Bernadette Pécassou :Rien avant que je n’y sois allée. Tant de choses depuis. Elle est le monde disparu, le chaos d’aujourd’hui. Des murs de parpaings et des toits de tôle y côtoient des éléments d’architecture exceptionnels jusque dans les plus humbles maisons, des sculptures anciennes de bois au coin des rues, devant les maisons, dans une entrée entrouverte.  Le passé se dissout devant nos yeux, « la maléfique négligence », celle dont parlait Orhan Pamuk quand il se plongeait dans le vieil Istanbul. Des constructions galopantes et anarchiques ont tout enseveli. Et pourtant, Katmandou est une magie. Le Népal tout entier est une magie. A en avoir les larmes aux yeux d’émotion.

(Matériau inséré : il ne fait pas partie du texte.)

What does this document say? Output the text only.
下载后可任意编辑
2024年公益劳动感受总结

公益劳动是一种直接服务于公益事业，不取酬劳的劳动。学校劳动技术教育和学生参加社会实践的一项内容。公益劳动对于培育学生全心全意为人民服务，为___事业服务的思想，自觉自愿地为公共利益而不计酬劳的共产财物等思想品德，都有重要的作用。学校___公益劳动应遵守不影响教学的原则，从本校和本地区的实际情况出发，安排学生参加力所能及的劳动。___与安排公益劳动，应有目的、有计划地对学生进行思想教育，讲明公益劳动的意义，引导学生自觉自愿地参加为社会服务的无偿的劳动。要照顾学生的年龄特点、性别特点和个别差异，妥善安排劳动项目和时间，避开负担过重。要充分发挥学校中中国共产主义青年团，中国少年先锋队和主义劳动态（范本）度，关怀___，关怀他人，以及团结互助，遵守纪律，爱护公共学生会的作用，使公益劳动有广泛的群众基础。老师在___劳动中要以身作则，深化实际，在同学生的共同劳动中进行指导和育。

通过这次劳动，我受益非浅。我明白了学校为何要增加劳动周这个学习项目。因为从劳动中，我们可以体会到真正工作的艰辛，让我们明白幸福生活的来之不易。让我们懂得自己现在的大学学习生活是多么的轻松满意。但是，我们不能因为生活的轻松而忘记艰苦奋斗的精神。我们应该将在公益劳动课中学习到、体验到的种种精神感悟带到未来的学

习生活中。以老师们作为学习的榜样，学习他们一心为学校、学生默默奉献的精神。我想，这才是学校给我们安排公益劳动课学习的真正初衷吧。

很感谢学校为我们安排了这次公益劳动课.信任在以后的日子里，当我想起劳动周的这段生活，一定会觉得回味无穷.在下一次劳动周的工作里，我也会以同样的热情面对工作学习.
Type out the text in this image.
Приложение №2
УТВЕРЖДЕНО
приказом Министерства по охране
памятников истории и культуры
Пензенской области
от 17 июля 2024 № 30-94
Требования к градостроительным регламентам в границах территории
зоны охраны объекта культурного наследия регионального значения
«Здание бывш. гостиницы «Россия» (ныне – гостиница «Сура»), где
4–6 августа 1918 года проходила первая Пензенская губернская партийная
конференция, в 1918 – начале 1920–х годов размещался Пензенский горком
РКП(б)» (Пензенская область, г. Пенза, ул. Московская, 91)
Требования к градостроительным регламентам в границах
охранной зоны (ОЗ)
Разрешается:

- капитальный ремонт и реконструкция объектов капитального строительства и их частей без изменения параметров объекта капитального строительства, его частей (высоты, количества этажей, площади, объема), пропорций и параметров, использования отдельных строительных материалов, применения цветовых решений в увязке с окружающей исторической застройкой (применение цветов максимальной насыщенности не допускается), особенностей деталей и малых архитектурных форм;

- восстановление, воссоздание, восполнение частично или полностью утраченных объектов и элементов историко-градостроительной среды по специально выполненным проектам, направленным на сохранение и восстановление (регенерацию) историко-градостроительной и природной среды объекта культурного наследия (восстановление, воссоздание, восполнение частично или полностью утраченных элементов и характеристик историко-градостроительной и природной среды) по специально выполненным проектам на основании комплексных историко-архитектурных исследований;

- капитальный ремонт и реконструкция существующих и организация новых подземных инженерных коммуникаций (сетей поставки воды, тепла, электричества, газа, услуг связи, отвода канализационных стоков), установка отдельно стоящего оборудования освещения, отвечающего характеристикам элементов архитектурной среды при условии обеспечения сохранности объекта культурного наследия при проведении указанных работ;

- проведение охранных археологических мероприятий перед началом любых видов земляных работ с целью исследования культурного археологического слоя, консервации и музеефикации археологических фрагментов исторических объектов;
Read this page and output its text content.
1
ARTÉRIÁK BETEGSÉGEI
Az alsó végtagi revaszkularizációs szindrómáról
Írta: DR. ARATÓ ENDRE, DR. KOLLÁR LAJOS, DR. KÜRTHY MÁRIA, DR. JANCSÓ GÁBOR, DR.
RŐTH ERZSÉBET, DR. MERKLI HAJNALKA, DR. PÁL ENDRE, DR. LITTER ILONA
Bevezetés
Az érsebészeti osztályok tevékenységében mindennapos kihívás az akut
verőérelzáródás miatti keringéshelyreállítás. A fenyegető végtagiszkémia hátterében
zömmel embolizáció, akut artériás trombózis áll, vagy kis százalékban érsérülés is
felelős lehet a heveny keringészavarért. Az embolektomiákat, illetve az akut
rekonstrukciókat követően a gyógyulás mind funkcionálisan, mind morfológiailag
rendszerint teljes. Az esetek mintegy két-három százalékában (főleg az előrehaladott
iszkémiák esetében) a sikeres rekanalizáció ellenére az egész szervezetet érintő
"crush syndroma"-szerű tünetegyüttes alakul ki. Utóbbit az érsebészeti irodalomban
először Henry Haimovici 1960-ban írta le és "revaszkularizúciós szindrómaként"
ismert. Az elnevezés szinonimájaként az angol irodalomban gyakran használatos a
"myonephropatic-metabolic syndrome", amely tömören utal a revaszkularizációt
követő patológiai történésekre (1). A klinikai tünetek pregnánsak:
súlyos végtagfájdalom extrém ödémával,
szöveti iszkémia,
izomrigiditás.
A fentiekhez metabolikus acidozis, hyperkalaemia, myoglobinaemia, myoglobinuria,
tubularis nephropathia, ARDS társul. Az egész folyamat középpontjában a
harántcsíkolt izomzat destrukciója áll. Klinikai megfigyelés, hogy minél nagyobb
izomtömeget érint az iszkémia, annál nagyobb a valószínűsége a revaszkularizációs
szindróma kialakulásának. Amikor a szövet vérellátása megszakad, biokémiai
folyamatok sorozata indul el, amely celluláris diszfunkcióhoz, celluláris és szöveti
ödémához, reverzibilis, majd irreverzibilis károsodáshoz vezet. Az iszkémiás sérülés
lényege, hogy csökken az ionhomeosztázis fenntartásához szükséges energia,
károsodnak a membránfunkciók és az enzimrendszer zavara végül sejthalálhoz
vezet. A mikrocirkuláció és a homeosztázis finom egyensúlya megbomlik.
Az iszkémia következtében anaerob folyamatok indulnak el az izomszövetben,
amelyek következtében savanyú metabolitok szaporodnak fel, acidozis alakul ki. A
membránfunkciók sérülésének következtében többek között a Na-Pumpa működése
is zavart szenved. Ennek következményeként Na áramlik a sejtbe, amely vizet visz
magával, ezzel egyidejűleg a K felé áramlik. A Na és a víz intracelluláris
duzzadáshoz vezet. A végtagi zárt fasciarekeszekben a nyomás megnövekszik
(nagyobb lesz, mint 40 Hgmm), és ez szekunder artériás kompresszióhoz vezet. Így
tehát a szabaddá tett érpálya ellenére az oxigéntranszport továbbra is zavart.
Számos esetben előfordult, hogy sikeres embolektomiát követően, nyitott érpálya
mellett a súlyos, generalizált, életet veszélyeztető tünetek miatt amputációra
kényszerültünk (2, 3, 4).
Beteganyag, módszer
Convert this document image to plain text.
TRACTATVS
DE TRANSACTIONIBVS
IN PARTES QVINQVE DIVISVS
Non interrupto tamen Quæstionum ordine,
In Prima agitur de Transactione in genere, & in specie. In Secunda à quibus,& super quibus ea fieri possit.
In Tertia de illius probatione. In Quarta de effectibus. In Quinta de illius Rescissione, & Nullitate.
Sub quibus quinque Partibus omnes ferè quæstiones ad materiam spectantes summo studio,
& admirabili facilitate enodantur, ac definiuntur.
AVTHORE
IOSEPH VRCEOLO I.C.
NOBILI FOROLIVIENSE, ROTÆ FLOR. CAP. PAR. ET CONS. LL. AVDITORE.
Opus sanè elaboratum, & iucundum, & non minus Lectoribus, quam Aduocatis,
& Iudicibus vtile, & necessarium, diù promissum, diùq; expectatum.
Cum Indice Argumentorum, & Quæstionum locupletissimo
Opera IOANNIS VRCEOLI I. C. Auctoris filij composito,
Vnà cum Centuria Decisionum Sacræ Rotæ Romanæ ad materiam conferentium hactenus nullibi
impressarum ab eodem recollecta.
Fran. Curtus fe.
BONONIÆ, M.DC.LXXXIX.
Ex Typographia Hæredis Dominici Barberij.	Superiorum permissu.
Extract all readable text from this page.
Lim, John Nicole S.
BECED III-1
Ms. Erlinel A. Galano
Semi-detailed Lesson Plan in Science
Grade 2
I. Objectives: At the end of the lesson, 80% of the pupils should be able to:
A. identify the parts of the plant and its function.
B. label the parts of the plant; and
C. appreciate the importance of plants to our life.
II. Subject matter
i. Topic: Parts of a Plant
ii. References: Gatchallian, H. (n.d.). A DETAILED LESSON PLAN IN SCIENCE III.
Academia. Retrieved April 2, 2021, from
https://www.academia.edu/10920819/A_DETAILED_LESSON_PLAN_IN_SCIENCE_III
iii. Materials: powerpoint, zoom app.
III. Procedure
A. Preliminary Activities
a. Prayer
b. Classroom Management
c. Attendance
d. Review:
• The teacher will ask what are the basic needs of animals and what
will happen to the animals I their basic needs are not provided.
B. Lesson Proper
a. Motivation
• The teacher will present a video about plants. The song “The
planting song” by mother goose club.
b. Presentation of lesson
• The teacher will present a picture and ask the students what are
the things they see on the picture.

On mesure quand on y est tout ce que nous avons accompli ici, en occident. Mais on  touche aussi de très prés ce que nous avons perdu. L’enchantement de la vie ensemble.

 

AE :  Institution mythique, le Katmandou Guest House est le passage obligé des candidats à l’ascension des sommets. Y avez-vous séjourné ?

Bernadette Pécassou : Oui, et ce fut aussi incroyable que de se retrouver dans un vieux film. L’hôtel n’est pas très confortable. Matelas durs comme du bois, couvertures lourdes, salles de bains datant des années 50. Mais tout est parfaitement entretenu et l’ambiance est là, la beauté du lieu. Les boiseries cloisonnées dans les chambres aux couleurs d’acajou, les ventilateurs d’époque, le jardin impeccable, les hautes fenêtres cintrées. Le Katmandou Guest House au cœur de Thamel était un ancien palais Rana, cette dynastie qui a régné sans partage sur tout le Népal pendant  104 longues années. Son atmosphère est encore chargée de cette histoire et de celle des résidents célèbres qui y sont passés. On sent la charge d’une forte atmosphère particulière dés qu’on y pose le pied. Il est l’hotel préféré des trekkeurs et alpinistes qui savent son histoire et veulent y avoir séjourné. Tant pis pour le matelas et la salle de bain. Un peu d’inconfort vaut bien pareille magie.

 

AE : Votre roman paraît un mois après que le cerveau présumé de l’assassinat perpétré sur Uma  Singh ait été arrêté.  Y voyez-vous le gage d’un avenir plus serein  pour le pays?

Bernadette Pécassou :Oui, bien sûr, et il faut l’espérer car ils ont trop souffert.  Quand à mon roman, il venait juste  d’arriver de l’impression chez Flammarion quand la dépêche de RSF annonçant l’arrestation du meurtrier d’Uma Singh est tombée. Le jour même, le 23 septembre. Avec  une incroyable précision. Il m’arrive de croire au destin. Car cette annonce  de l’arrestation prouve que la fragile démocratie du Népal fait son chemin, avec une détermination incroyable malgré son peu de moyens et le peu d’intérêt que cela soulève hors de ses frontières. Sous le toit du monde, un ultime royaume est en train de devenir une république. Le Népal s’organise, et s’apaise.